Who’s Still Standing” Following Spokeo, Inc. v. Robins?

From the first month of district court decisions issued since the United States Supreme Court decided Spokeo, Inc. v. Robins, No. 13-1339, 2016 WL 2842447, *3 (U.S. May 16, 2016), it appears the needle on Article III standing has moved slightly, but so far only slightly, in favor of the defense. Spokeo held that (i) in order to establish Article III standing, a plaintiff must allege an injury-in-fact that is both “concrete and particularized,” and (ii) the plaintiff cannot “automatically satisf[y] the injury-in-fact requirement whenever a statute grants a person a statutory right and purports to authorize that person to sue to vindicate that right.” Courts have begun to give that requirement teeth, dismissing claims where a defendant may have violated a statute’s technical requirements, but where the plaintiff suffered no adverse consequence as a result. At the same time, however, courts have recognized Spokeo’s other holding that a “concrete” injury is not necessarily synonymous with a “tangible” injury, and that the “risk of real harm” counts as such an injury (even when such harm has not materialized). Dismissals on Spokeo grounds, therefore, have been sparse.

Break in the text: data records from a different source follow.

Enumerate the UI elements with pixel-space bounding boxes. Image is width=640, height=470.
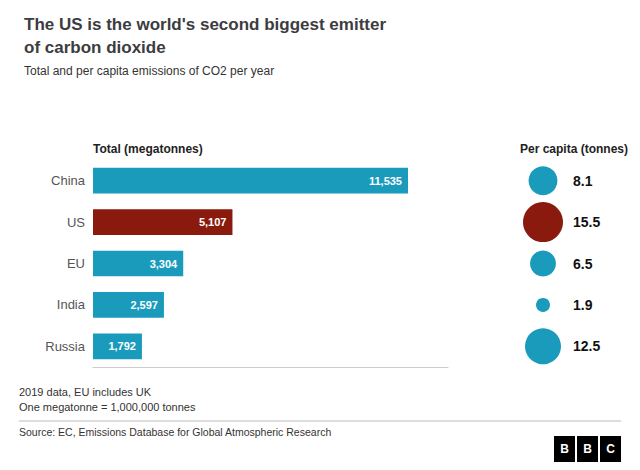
svg-text:Source: EC, Emissions Database: Source: EC, Emissions Database for Globa… — [19, 426, 331, 438]
svg-text:Total (megatonnes): Total (megatonnes) — [93, 142, 203, 156]
svg-text:5,107: 5,107 — [199, 216, 227, 228]
svg-text:2019 data, EU includes UK: 2019 data, EU includes UK — [19, 386, 152, 398]
svg-text:US: US — [67, 215, 85, 230]
svg-text:C: C — [606, 442, 615, 456]
svg-text:Per capita (tonnes): Per capita (tonnes) — [520, 142, 628, 156]
svg-text:B: B — [583, 442, 592, 456]
svg-text:One megatonne = 1,000,000 tonn: One megatonne = 1,000,000 tonnes — [19, 401, 196, 413]
svg-text:1,792: 1,792 — [108, 340, 136, 352]
svg-text:B: B — [560, 442, 569, 456]
svg-text:8.1: 8.1 — [573, 173, 593, 189]
svg-text:3,304: 3,304 — [150, 258, 178, 270]
svg-text:6.5: 6.5 — [573, 256, 593, 272]
svg-text:The US is the world's second b: The US is the world's second biggest emi… — [24, 15, 386, 34]
svg-text:Russia: Russia — [45, 339, 86, 354]
svg-text:1.9: 1.9 — [573, 297, 593, 313]
svg-text:EU: EU — [67, 256, 85, 271]
svg-text:of carbon dioxide: of carbon dioxide — [24, 38, 166, 57]
svg-text:12.5: 12.5 — [573, 338, 600, 354]
svg-text:11,535: 11,535 — [369, 175, 402, 187]
svg-text:Total and per capita emissions: Total and per capita emissions of CO2 pe… — [24, 64, 274, 78]
svg-text:15.5: 15.5 — [573, 214, 600, 230]
svg-text:India: India — [57, 297, 86, 312]
svg-text:China: China — [51, 173, 86, 188]
svg-text:2,597: 2,597 — [130, 299, 158, 311]
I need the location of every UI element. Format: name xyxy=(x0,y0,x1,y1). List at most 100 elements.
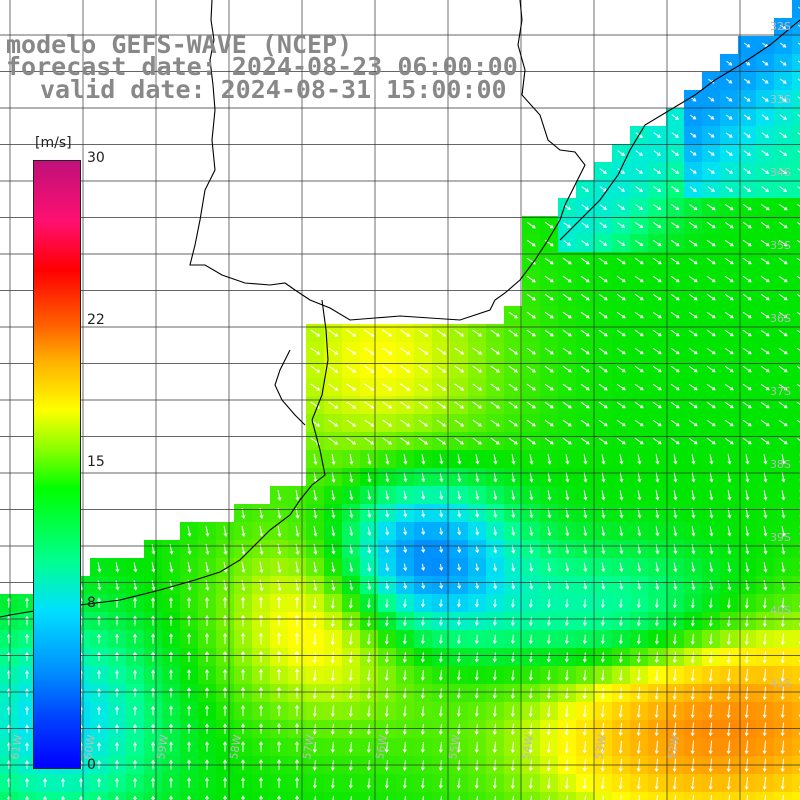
wind-arrow-head xyxy=(729,188,734,192)
wind-arrow xyxy=(314,723,316,735)
field-cell xyxy=(792,504,800,523)
wind-arrow-head xyxy=(600,658,605,663)
wind-arrow xyxy=(328,401,338,409)
wind-arrow-head xyxy=(240,632,246,637)
wind-arrow xyxy=(544,419,554,427)
wind-arrow-head xyxy=(747,152,751,156)
wind-arrow-head xyxy=(330,767,335,771)
wind-arrow xyxy=(743,114,751,120)
wind-arrow xyxy=(727,490,731,500)
wind-arrow xyxy=(797,78,800,81)
wind-arrow xyxy=(742,275,752,283)
wind-arrow-head xyxy=(460,422,464,427)
wind-arrow-head xyxy=(403,567,408,572)
wind-arrow xyxy=(602,687,604,699)
wind-arrow-head xyxy=(728,116,733,120)
wind-arrow-head xyxy=(492,713,497,718)
wind-arrow xyxy=(655,490,659,500)
wind-arrow-head xyxy=(370,405,375,409)
wind-arrow xyxy=(563,240,571,246)
wind-arrow-head xyxy=(657,296,662,301)
wind-arrow xyxy=(440,599,442,607)
wind-arrow xyxy=(598,419,608,427)
wind-arrow-head xyxy=(639,296,644,301)
wind-arrow-head xyxy=(711,314,716,319)
wind-arrow xyxy=(364,365,374,373)
wind-arrow-head xyxy=(511,567,516,572)
wind-arrow-head xyxy=(585,314,590,319)
wind-arrow-head xyxy=(259,515,264,519)
wind-arrow-head xyxy=(745,586,750,591)
wind-arrow-head xyxy=(349,550,354,555)
wind-arrow-head xyxy=(531,440,536,445)
wind-arrow-head xyxy=(546,695,551,700)
wind-arrow-head xyxy=(657,440,662,445)
wind-arrow-head xyxy=(313,550,318,555)
wind-arrow-head xyxy=(763,532,768,537)
wind-arrow-head xyxy=(132,651,138,656)
wind-arrow-head xyxy=(402,659,407,663)
wind-arrow xyxy=(637,454,641,464)
wind-arrow xyxy=(778,275,788,283)
wind-arrow-head xyxy=(439,585,444,590)
wind-arrow-head xyxy=(783,278,788,283)
wind-arrow-head xyxy=(531,242,536,247)
wind-arrow xyxy=(724,437,734,445)
wind-arrow-head xyxy=(726,786,731,791)
wind-arrow xyxy=(637,740,641,754)
wind-arrow xyxy=(547,472,551,482)
wind-arrow-head xyxy=(424,387,429,391)
wind-arrow-head xyxy=(438,731,443,735)
wind-arrow-head xyxy=(241,587,246,592)
wind-arrow-head xyxy=(603,404,608,409)
wind-arrow xyxy=(295,579,299,591)
wind-arrow-head xyxy=(675,242,680,247)
wind-arrow-head xyxy=(711,188,715,192)
wind-arrow-head xyxy=(42,795,48,800)
wind-arrow-head xyxy=(672,786,677,790)
wind-arrow-head xyxy=(619,478,624,483)
wind-arrow xyxy=(745,704,749,718)
wind-arrow-head xyxy=(621,278,626,283)
wind-arrow-head xyxy=(781,460,786,465)
wind-arrow xyxy=(328,419,338,427)
wind-arrow xyxy=(706,239,716,247)
wind-arrow-head xyxy=(510,713,515,718)
wind-arrow-head xyxy=(657,242,662,247)
wind-arrow xyxy=(562,383,572,391)
latitude-label: 41S xyxy=(770,677,791,690)
wind-arrow-head xyxy=(457,513,462,518)
wind-arrow-head xyxy=(478,351,483,355)
wind-arrow xyxy=(655,526,659,536)
wind-arrow-head xyxy=(168,615,174,619)
wind-arrow-head xyxy=(330,749,335,753)
wind-arrow xyxy=(797,60,800,63)
wind-arrow-head xyxy=(655,550,660,555)
wind-arrow-head xyxy=(240,668,246,673)
wind-arrow-head xyxy=(692,152,697,156)
wind-arrow xyxy=(151,562,155,572)
wind-arrow xyxy=(508,383,518,391)
wind-arrow-head xyxy=(600,695,605,700)
wind-arrow-head xyxy=(150,759,156,764)
wind-arrow xyxy=(671,168,679,174)
wind-arrow-head xyxy=(187,586,192,591)
wind-arrow xyxy=(368,723,370,735)
field-cell xyxy=(18,792,37,800)
wind-arrow-head xyxy=(402,713,407,718)
wind-arrow xyxy=(403,563,407,571)
wind-arrow xyxy=(724,401,734,409)
wind-arrow xyxy=(778,437,788,445)
wind-arrow-head xyxy=(780,732,785,737)
wind-arrow-head xyxy=(655,478,660,483)
wind-arrow-head xyxy=(510,676,515,681)
wind-arrow-head xyxy=(331,587,336,591)
wind-arrow xyxy=(457,509,461,517)
wind-arrow-head xyxy=(636,714,641,718)
wind-arrow xyxy=(727,526,731,536)
wind-arrow-head xyxy=(348,641,353,646)
wind-arrow xyxy=(727,668,731,682)
wind-arrow xyxy=(760,347,770,355)
wind-arrow-head xyxy=(692,170,697,174)
wind-arrow-head xyxy=(330,713,335,718)
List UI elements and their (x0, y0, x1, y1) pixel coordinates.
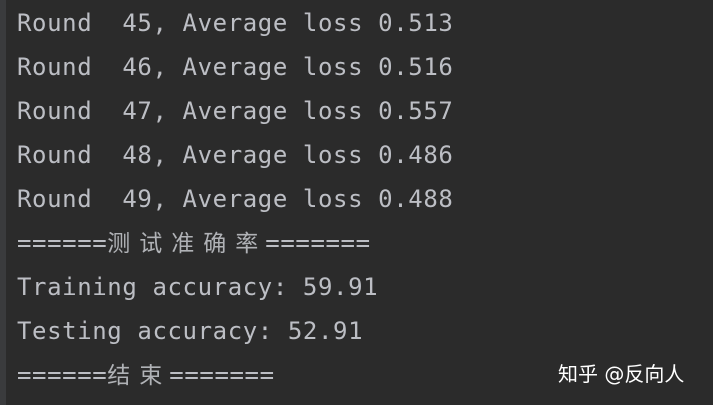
console-line: Round 49, Average loss 0.488 (17, 185, 454, 213)
separator: ====== (17, 229, 108, 257)
testing-accuracy-line: Testing accuracy: 52.91 (17, 317, 364, 345)
editor-gutter (0, 0, 6, 405)
test-header-text: 测试准确率 (107, 231, 268, 257)
end-header-text: 结束 (107, 363, 172, 389)
separator: ======= (265, 229, 371, 257)
separator: ======= (169, 361, 275, 389)
console-line: Round 48, Average loss 0.486 (17, 141, 454, 169)
console-line: Round 45, Average loss 0.513 (17, 9, 454, 37)
separator: ====== (17, 361, 108, 389)
training-accuracy-line: Training accuracy: 59.91 (17, 273, 379, 301)
test-header-line: ======测试准确率======= (17, 223, 453, 267)
console-line: Round 47, Average loss 0.557 (17, 97, 454, 125)
console-output: Round 45, Average loss 0.513 Round 46, A… (17, 3, 453, 399)
end-header-line: ======结束======= (17, 355, 453, 399)
console-line: Round 46, Average loss 0.516 (17, 53, 454, 81)
watermark: 知乎 @反向人 (558, 362, 685, 386)
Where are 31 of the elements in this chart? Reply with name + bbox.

Just days after Spokeo was decided, U.S. District Judge Theodore Chuang cited the decision while remanding a data breach class action against the Children’s National Health System to Maryland state court. See Khan v. Children’s Nat’l Health Sys., No. 8:15-cv-02125, 2016 WL 2946165, at *7 (D. Md. May 19, 2016). In that suit, plaintiff alleged that her sensitive personal information had been compromised, and that defendant did not take sufficient steps to protect it; however, despite plaintiff’s “concern” that her personal information would be misused, she did not claim that she or anyone else had actually been affected by the data breach. Judge Chuang found that under these circumstances, plaintiff did not satisfy Spokeo’s newly articulated injury-in-fact standard, because there were no allegations indicating: “either actual misuse of the personal data or facts indicating a clear intent to engage in such misuse with plaintiffs’ data…” Id. at 8. The court concluded that it lacked subject matter jurisdiction, and remanded the case to state court.

More recently, the Eastern District of Wisconsin similarly applied Spokeo to dismiss a putative class action brought under the Cable Communication Policy Act (“CCPA”). See Gubala v. Time Warner Cable, Inc., No. 15-cv-1078 (E.D. Wisc. June 17, 2016). The Complaint alleged that defendant collected, and continued to maintain indefinitely, consumers’ personally identifiable information in violation of the CCPA’s provision that such information be destroyed when no longer necessary for the purpose for which it was collected. The Complaint did not allege, however, that defendant distributed, sold, or otherwise disclosed plaintiff’s information to any third party. The Court found that under these circumstances, Plaintiff failed to satisfy the “concrete” injury prong of the Spokeo analysis, and dismissed the case for lack of Article III standing.

Most recently, in Stoops v. Wells Fargo Bank, N.A., No. 3:15-cv-00083-KRG, 2016 U.S. Dist. LEXIS 82380 (W.D. Pa. June 24, 2016), a case involving the Telephone Consumer Protection Act (“TCPA”), a district court granted the defendant summary judgment because the plaintiff lacked both constitutional and prudential standing. The plaintiff in Stoops, far from being “disturbed” by unwanted calls, actually purchased wireless phones with numbers from economically depressed areas out-of-state, hoping to receive misdirected debt collection calls, meant for the former owners of those numbers, so that she could bring TCPA claims regarding those calls. Her interests therefore fell outside the statute’s protected zone of interests—“privacy, peace, and quiet”—and she lacked standing.

But, in two other TCPA cases involving more conventional plaintiffs, district courts have refused to dismiss and/or remand for lack of Article III standing. In Booth v. Appstack, Inc., No. 13-1533, 2016 U.S. Dist. LEXIS 68886, * 16-17 (W.D.Wash. May 25, 2016), neither party had briefed Spokeo, but the Court nevertheless analyzed the opinion and considered whether Plaintiff’s TCPA allegations of robocalling demonstrated a sufficiently “concrete injury,” as described in Spokeo. The Court believed if the violations alleged were proven, plaintiffs suffered the injury of “wast[ing] time answering or otherwise addressing widespread robocalls.” Id. Subsequently, in Rogers v. Capital One Bank (USA), N.A., No. 1:15-cv-4016, 2016 U.S. LEXIS 735605, (N.D. Ga. June 3, 2016), another TCPA class action, the Court determined that plaintiffs had sufficiently alleged facts to support standing because the alleged calls were to plaintiffs’ “personal cell phone numbers, [and] they have suffered particularized injuries because their call phone lines were unavailable for legitimate use during the unwanted calls.”

Many other TCPA-related issues remain to be decided. For example, no court has yet ruled on whether a TCPA plaintiff would have standing if he consented orally to receipt of calls or messages, but the defendant committed a technical violation of the requirement for written consent. No court has ruled, either, on whether a violation of the FCC’s required opt-out notice language for facsimile messages gives rise to a cognizable “injury.” Spokeo’s impact on TCPA class certification also remains unexplored at this time.

We expect that many more cases will address standing, post-Spokeo, in the coming months, and will continue to report on these matters.